80’lerin sonunda Nike, kendine şu soruları sordu: Markayı nasıl en iyi şekilde temsil edebiliriz? Servislerimiz ile müşterilerimiz için hangi problemi çözüyor, hangi sorunu ortadan kaldırıyoruz? Bunu yaparak, konunun derinlerine inip pazarlama mesajları aracılığıyla tüketicilerine duygusal bir bağ ulaştırmayı başardılar ve çok önemli bir kampanyaya imza attılar.
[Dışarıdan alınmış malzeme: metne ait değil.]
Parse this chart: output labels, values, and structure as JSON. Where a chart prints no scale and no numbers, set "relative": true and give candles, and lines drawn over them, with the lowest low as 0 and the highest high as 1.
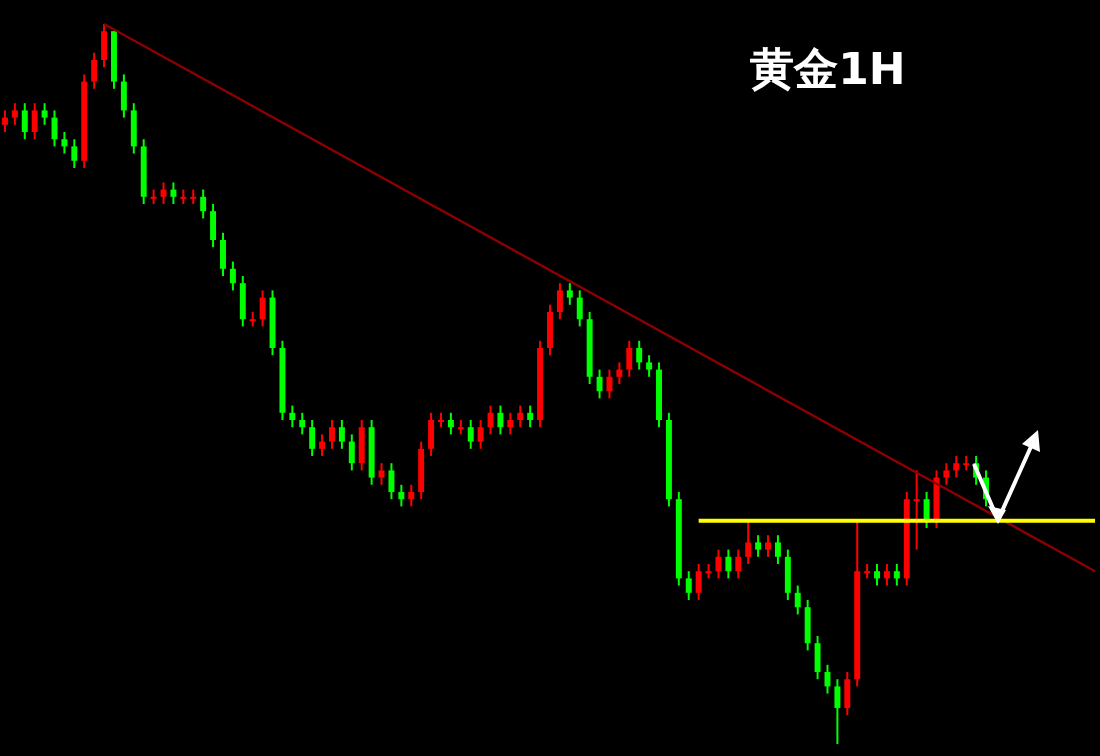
{
  "chart_data": {
    "type": "candlestick",
    "title": "黄金1H",
    "relative": true,
    "tick_labels": false,
    "grid": false,
    "legend": false,
    "colors": [
      "#ff0000",
      "#ff0000",
      "#00ff00",
      "#ff0000",
      "#00ff00",
      "#00ff00",
      "#00ff00",
      "#00ff00",
      "#ff0000",
      "#ff0000",
      "#ff0000",
      "#00ff00",
      "#00ff00",
      "#00ff00",
      "#00ff00",
      "#ff0000",
      "#ff0000",
      "#00ff00",
      "#ff0000",
      "#ff0000",
      "#00ff00",
      "#00ff00",
      "#00ff00",
      "#00ff00",
      "#00ff00",
      "#ff0000",
      "#ff0000",
      "#00ff00",
      "#00ff00",
      "#00ff00",
      "#00ff00",
      "#00ff00",
      "#ff0000",
      "#ff0000",
      "#00ff00",
      "#00ff00",
      "#ff0000",
      "#00ff00",
      "#ff0000",
      "#00ff00",
      "#00ff00",
      "#ff0000",
      "#ff0000",
      "#ff0000",
      "#ff0000",
      "#00ff00",
      "#ff0000",
      "#00ff00",
      "#ff0000",
      "#ff0000",
      "#00ff00",
      "#ff0000",
      "#ff0000",
      "#00ff00",
      "#ff0000",
      "#ff0000",
      "#ff0000",
      "#00ff00",
      "#00ff00",
      "#00ff00",
      "#00ff00",
      "#ff0000",
      "#ff0000",
      "#ff0000",
      "#00ff00",
      "#00ff00",
      "#00ff00",
      "#00ff00",
      "#00ff00",
      "#00ff00",
      "#ff0000",
      "#ff0000",
      "#ff0000",
      "#00ff00",
      "#ff0000",
      "#ff0000",
      "#00ff00",
      "#ff0000",
      "#00ff00",
      "#00ff00",
      "#00ff00",
      "#00ff00",
      "#00ff00",
      "#00ff00",
      "#00ff00",
      "#ff0000",
      "#ff0000",
      "#ff0000",
      "#00ff00",
      "#ff0000",
      "#00ff00",
      "#ff0000",
      "#ff0000",
      "#00ff00",
      "#ff0000",
      "#ff0000",
      "#ff0000",
      "#ff0000",
      "#00ff00",
      "#00ff00",
      null,
      null,
      null,
      null,
      null,
      null,
      null,
      null,
      null,
      null,
      null
    ],
    "categories": [
      null,
      null,
      null,
      null,
      null,
      null,
      null,
      null,
      null,
      null,
      null,
      null,
      null,
      null,
      null,
      null,
      null,
      null,
      null,
      null,
      null,
      null,
      null,
      null,
      null,
      null,
      null,
      null,
      null,
      null,
      null,
      null,
      null,
      null,
      null,
      null,
      null,
      null,
      null,
      null,
      null,
      null,
      null,
      null,
      null,
      null,
      null,
      null,
      null,
      null,
      null,
      null,
      null,
      null,
      null,
      null,
      null,
      null,
      null,
      null,
      null,
      null,
      null,
      null,
      null,
      null,
      null,
      null,
      null,
      null,
      null,
      null,
      null,
      null,
      null,
      null,
      null,
      null,
      null,
      null,
      null,
      null,
      null,
      null,
      null,
      null,
      null,
      null,
      null,
      null,
      null,
      null,
      null,
      null,
      null,
      null,
      null,
      null,
      null,
      null,
      null,
      null,
      null,
      null,
      null,
      null,
      null,
      null,
      null,
      null,
      null
    ],
    "ohlc": [
      [
        0.86,
        0.88,
        0.85,
        0.87
      ],
      [
        0.87,
        0.89,
        0.86,
        0.88
      ],
      [
        0.88,
        0.89,
        0.84,
        0.85
      ],
      [
        0.85,
        0.89,
        0.84,
        0.88
      ],
      [
        0.88,
        0.89,
        0.86,
        0.87
      ],
      [
        0.87,
        0.88,
        0.83,
        0.84
      ],
      [
        0.84,
        0.85,
        0.82,
        0.83
      ],
      [
        0.83,
        0.84,
        0.8,
        0.81
      ],
      [
        0.81,
        0.93,
        0.8,
        0.92
      ],
      [
        0.92,
        0.96,
        0.91,
        0.95
      ],
      [
        0.95,
        1.0,
        0.94,
        0.99
      ],
      [
        0.99,
        0.99,
        0.91,
        0.92
      ],
      [
        0.92,
        0.93,
        0.87,
        0.88
      ],
      [
        0.88,
        0.89,
        0.82,
        0.83
      ],
      [
        0.83,
        0.84,
        0.75,
        0.76
      ],
      [
        0.76,
        0.77,
        0.75,
        0.76
      ],
      [
        0.76,
        0.78,
        0.75,
        0.77
      ],
      [
        0.77,
        0.78,
        0.75,
        0.76
      ],
      [
        0.76,
        0.77,
        0.75,
        0.76
      ],
      [
        0.76,
        0.77,
        0.75,
        0.76
      ],
      [
        0.76,
        0.77,
        0.73,
        0.74
      ],
      [
        0.74,
        0.75,
        0.69,
        0.7
      ],
      [
        0.7,
        0.71,
        0.65,
        0.66
      ],
      [
        0.66,
        0.67,
        0.63,
        0.64
      ],
      [
        0.64,
        0.65,
        0.58,
        0.59
      ],
      [
        0.59,
        0.6,
        0.58,
        0.59
      ],
      [
        0.59,
        0.63,
        0.58,
        0.62
      ],
      [
        0.62,
        0.63,
        0.54,
        0.55
      ],
      [
        0.55,
        0.56,
        0.45,
        0.46
      ],
      [
        0.46,
        0.47,
        0.44,
        0.45
      ],
      [
        0.45,
        0.46,
        0.43,
        0.44
      ],
      [
        0.44,
        0.45,
        0.4,
        0.41
      ],
      [
        0.41,
        0.43,
        0.4,
        0.42
      ],
      [
        0.42,
        0.45,
        0.41,
        0.44
      ],
      [
        0.44,
        0.45,
        0.41,
        0.42
      ],
      [
        0.42,
        0.43,
        0.38,
        0.39
      ],
      [
        0.39,
        0.45,
        0.38,
        0.44
      ],
      [
        0.44,
        0.45,
        0.36,
        0.37
      ],
      [
        0.37,
        0.39,
        0.36,
        0.38
      ],
      [
        0.38,
        0.39,
        0.34,
        0.35
      ],
      [
        0.35,
        0.36,
        0.33,
        0.34
      ],
      [
        0.34,
        0.36,
        0.33,
        0.35
      ],
      [
        0.35,
        0.42,
        0.34,
        0.41
      ],
      [
        0.41,
        0.46,
        0.4,
        0.45
      ],
      [
        0.45,
        0.46,
        0.44,
        0.45
      ],
      [
        0.45,
        0.46,
        0.43,
        0.44
      ],
      [
        0.44,
        0.45,
        0.43,
        0.44
      ],
      [
        0.44,
        0.45,
        0.41,
        0.42
      ],
      [
        0.42,
        0.45,
        0.41,
        0.44
      ],
      [
        0.44,
        0.47,
        0.43,
        0.46
      ],
      [
        0.46,
        0.47,
        0.43,
        0.44
      ],
      [
        0.44,
        0.46,
        0.43,
        0.45
      ],
      [
        0.45,
        0.47,
        0.44,
        0.46
      ],
      [
        0.46,
        0.47,
        0.44,
        0.45
      ],
      [
        0.45,
        0.56,
        0.44,
        0.55
      ],
      [
        0.55,
        0.61,
        0.54,
        0.6
      ],
      [
        0.6,
        0.64,
        0.59,
        0.63
      ],
      [
        0.63,
        0.64,
        0.61,
        0.62
      ],
      [
        0.62,
        0.63,
        0.58,
        0.59
      ],
      [
        0.59,
        0.6,
        0.5,
        0.51
      ],
      [
        0.51,
        0.52,
        0.48,
        0.49
      ],
      [
        0.49,
        0.52,
        0.48,
        0.51
      ],
      [
        0.51,
        0.53,
        0.5,
        0.52
      ],
      [
        0.52,
        0.56,
        0.51,
        0.55
      ],
      [
        0.55,
        0.56,
        0.52,
        0.53
      ],
      [
        0.53,
        0.54,
        0.51,
        0.52
      ],
      [
        0.52,
        0.53,
        0.44,
        0.45
      ],
      [
        0.45,
        0.46,
        0.33,
        0.34
      ],
      [
        0.34,
        0.35,
        0.22,
        0.23
      ],
      [
        0.23,
        0.24,
        0.2,
        0.21
      ],
      [
        0.21,
        0.25,
        0.2,
        0.24
      ],
      [
        0.24,
        0.25,
        0.23,
        0.24
      ],
      [
        0.24,
        0.27,
        0.23,
        0.26
      ],
      [
        0.26,
        0.27,
        0.23,
        0.24
      ],
      [
        0.24,
        0.27,
        0.23,
        0.26
      ],
      [
        0.26,
        0.31,
        0.25,
        0.28
      ],
      [
        0.28,
        0.29,
        0.26,
        0.27
      ],
      [
        0.27,
        0.29,
        0.26,
        0.28
      ],
      [
        0.28,
        0.29,
        0.25,
        0.26
      ],
      [
        0.26,
        0.27,
        0.2,
        0.21
      ],
      [
        0.21,
        0.22,
        0.18,
        0.19
      ],
      [
        0.19,
        0.2,
        0.13,
        0.14
      ],
      [
        0.14,
        0.15,
        0.09,
        0.1
      ],
      [
        0.1,
        0.11,
        0.07,
        0.08
      ],
      [
        0.08,
        0.09,
        0.0,
        0.05
      ],
      [
        0.05,
        0.1,
        0.04,
        0.09
      ],
      [
        0.09,
        0.31,
        0.08,
        0.24
      ],
      [
        0.24,
        0.25,
        0.23,
        0.24
      ],
      [
        0.24,
        0.25,
        0.22,
        0.23
      ],
      [
        0.23,
        0.25,
        0.22,
        0.24
      ],
      [
        0.24,
        0.25,
        0.22,
        0.23
      ],
      [
        0.23,
        0.35,
        0.22,
        0.34
      ],
      [
        0.34,
        0.38,
        0.27,
        0.34
      ],
      [
        0.34,
        0.35,
        0.3,
        0.31
      ],
      [
        0.31,
        0.38,
        0.3,
        0.37
      ],
      [
        0.37,
        0.39,
        0.36,
        0.38
      ],
      [
        0.38,
        0.4,
        0.37,
        0.39
      ],
      [
        0.39,
        0.4,
        0.38,
        0.39
      ],
      [
        0.39,
        0.4,
        0.36,
        0.37
      ],
      [
        0.37,
        0.38,
        0.33,
        0.34
      ],
      null,
      null,
      null,
      null,
      null,
      null,
      null,
      null,
      null,
      null,
      null
    ],
    "series": [
      {
        "type": "line",
        "color": "#8b0000",
        "values": [
          null,
          null,
          null,
          null,
          null,
          null,
          null,
          null,
          null,
          null,
          1.0,
          null,
          null,
          null,
          null,
          null,
          null,
          null,
          null,
          null,
          null,
          null,
          null,
          null,
          null,
          null,
          null,
          null,
          null,
          null,
          null,
          null,
          null,
          null,
          null,
          null,
          null,
          null,
          null,
          null,
          null,
          null,
          null,
          null,
          null,
          null,
          null,
          null,
          null,
          null,
          null,
          null,
          null,
          null,
          null,
          null,
          null,
          null,
          null,
          null,
          null,
          null,
          null,
          null,
          null,
          null,
          null,
          null,
          null,
          null,
          null,
          null,
          null,
          null,
          null,
          null,
          null,
          null,
          null,
          null,
          null,
          null,
          null,
          null,
          null,
          null,
          null,
          null,
          null,
          null,
          null,
          null,
          null,
          null,
          null,
          null,
          null,
          null,
          null,
          null,
          null,
          null,
          null,
          null,
          null,
          null,
          null,
          null,
          null,
          null,
          0.24
        ]
      },
      {
        "type": "line",
        "color": "#ffff00",
        "values": [
          null,
          null,
          null,
          null,
          null,
          null,
          null,
          null,
          null,
          null,
          null,
          null,
          null,
          null,
          null,
          null,
          null,
          null,
          null,
          null,
          null,
          null,
          null,
          null,
          null,
          null,
          null,
          null,
          null,
          null,
          null,
          null,
          null,
          null,
          null,
          null,
          null,
          null,
          null,
          null,
          null,
          null,
          null,
          null,
          null,
          null,
          null,
          null,
          null,
          null,
          null,
          null,
          null,
          null,
          null,
          null,
          null,
          null,
          null,
          null,
          null,
          null,
          null,
          null,
          null,
          null,
          null,
          null,
          null,
          null,
          0.31,
          null,
          null,
          null,
          null,
          null,
          null,
          null,
          null,
          null,
          null,
          null,
          null,
          null,
          null,
          null,
          null,
          null,
          null,
          null,
          null,
          null,
          null,
          null,
          null,
          null,
          null,
          null,
          null,
          null,
          null,
          null,
          null,
          null,
          null,
          null,
          null,
          null,
          null,
          null,
          0.31
        ]
      }
    ]
  }
}
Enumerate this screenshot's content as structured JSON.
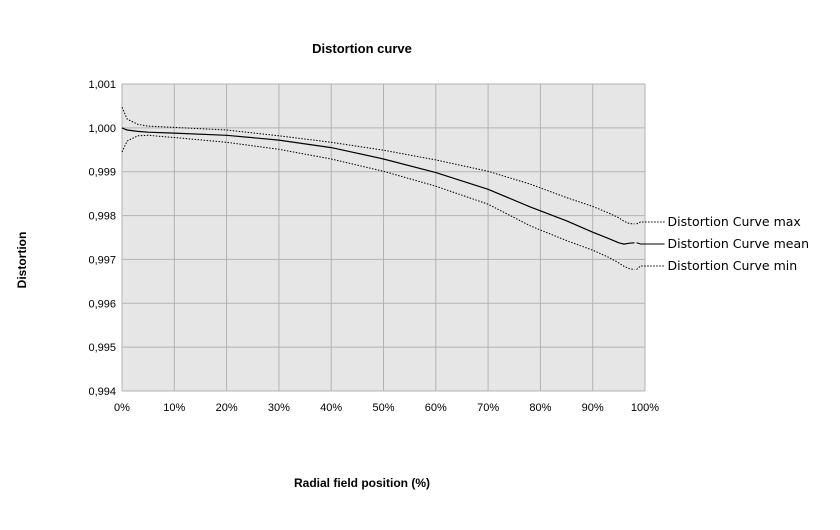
{
  "chart_data": {
    "type": "line",
    "title": "Distortion curve",
    "xlabel": "Radial field position (%)",
    "ylabel": "Distortion",
    "xlim": [
      0,
      100
    ],
    "ylim": [
      0.994,
      1.001
    ],
    "x_ticks": [
      "0%",
      "10%",
      "20%",
      "30%",
      "40%",
      "50%",
      "60%",
      "70%",
      "80%",
      "90%",
      "100%"
    ],
    "x_tick_values": [
      0,
      10,
      20,
      30,
      40,
      50,
      60,
      70,
      80,
      90,
      100
    ],
    "y_ticks": [
      "0,994",
      "0,995",
      "0,996",
      "0,997",
      "0,998",
      "0,999",
      "1,000",
      "1,001"
    ],
    "y_tick_values": [
      0.994,
      0.995,
      0.996,
      0.997,
      0.998,
      0.999,
      1.0,
      1.001
    ],
    "grid": true,
    "legend_position": "right",
    "plot_background": "#e6e6e6",
    "grid_color": "#b3b3b3",
    "line_color": "#000000",
    "x": [
      0,
      1,
      3,
      5,
      10,
      20,
      30,
      40,
      50,
      60,
      70,
      78,
      85,
      90,
      93,
      95,
      96,
      97,
      98
    ],
    "series": [
      {
        "name": "Distortion Curve max",
        "style": "dotted",
        "values": [
          1.00047,
          1.0002,
          1.00008,
          1.00004,
          1.00001,
          0.99995,
          0.99982,
          0.99967,
          0.99949,
          0.99927,
          0.99901,
          0.99872,
          0.99841,
          0.99821,
          0.99806,
          0.99795,
          0.99787,
          0.99782,
          0.99781
        ]
      },
      {
        "name": "Distortion Curve mean",
        "style": "solid",
        "values": [
          1.0,
          0.99995,
          0.99992,
          0.9999,
          0.99988,
          0.99983,
          0.99972,
          0.99955,
          0.99929,
          0.99898,
          0.9986,
          0.9982,
          0.99788,
          0.99762,
          0.99748,
          0.99738,
          0.99735,
          0.99737,
          0.99738
        ]
      },
      {
        "name": "Distortion Curve min",
        "style": "dotted",
        "values": [
          0.99945,
          0.9997,
          0.99982,
          0.99983,
          0.99978,
          0.99967,
          0.99951,
          0.99929,
          0.99901,
          0.99867,
          0.99826,
          0.99777,
          0.99743,
          0.99721,
          0.99705,
          0.99692,
          0.99684,
          0.99679,
          0.99677
        ]
      }
    ]
  }
}
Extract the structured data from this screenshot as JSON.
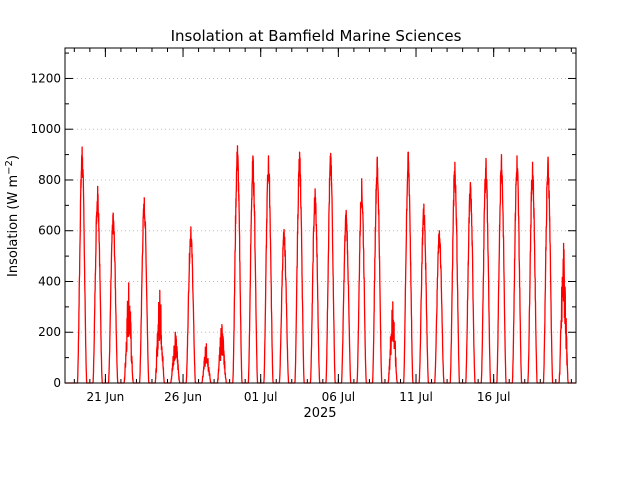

 Başlarda, Nike’ın iletişim modeli atletleri ve sporcular hedef alıyordu ve ürünlerinin gerçek atletik performans için gerekli olduğu mesajını veren çalışmalar yapıyorlardı. Ancak bir gün, vücudu olan herkesin, potansiyel bir sporcu olduğuna karar verdiler. Ve dönemde, obezitenin büyük bir sorun olduğu Amerika halkına da bu fikri aşıladıkları reklam ve halkla ilişkiler çalışmaları yapmaya başladılar. En büyük rakipleri Reebok’ın atladığı adım, onlara göre spora teşvikti. Her iki marka da bugüne kadar zaten spor yapan kişilere yönelik çalışmalar yapmıştı. Ancak Nike, bu noktadan sonra sporculara ek olarak spora teşvik etmek, her türlü sporun insanlarda uyandırdığı eşsiz hislere değinmek istedi. Ve en önemlisi, insanları, bu hislere ve başarıya yalnızca Nike ürünlerini kullanarak ulaşabileceklerine inandırdı. Bu kampanyayla birlikte Nike, yalnızca bir spor markası olmaktan çıktı, her ürünü bir ‘statement piece’ haline geldi. Havalı, özgür, kararlı sıfatları, imajın bir parçası oldu. Slogan, tüketici için aynı zamanda oldukça buyurucu, sabırsız, beklenmedik ve biraz da küstah sayılabilirdi. Bu yüzden de akılda kalıcıydı. Ayrıca dönemin bir başka büyük problemi olan sürüncemede bırakmayı da sarsar cinstendi. ‘Yap gitsin’ herkesin benimsemek istediği -yapılıp yapılamadığı tartışılır- bir ilkeydi. Dönemin aerobik modası çılgınlığı, obezitenin farkındalık derecesinin yükselmesi ve insanların bu konuda önlemler almaya başlaması, sloganın çekiciliği ve markanın üründen çok stil ve yaşam tarzı önerir hale gelmesi kampanyanın başarısında çok büyük rol oynadı.  Nike, kendini parçası olmak isteyeceğiniz bir grup haline getirmeyi başardı. Tüm bağlantılar o kadar iyi kurulu ki artık sloganı duyduğumuzda Nike’ın adını duymaya gerek kalmadan hangi markaya ait bir çalışma izlediğimizi anlıyoruz.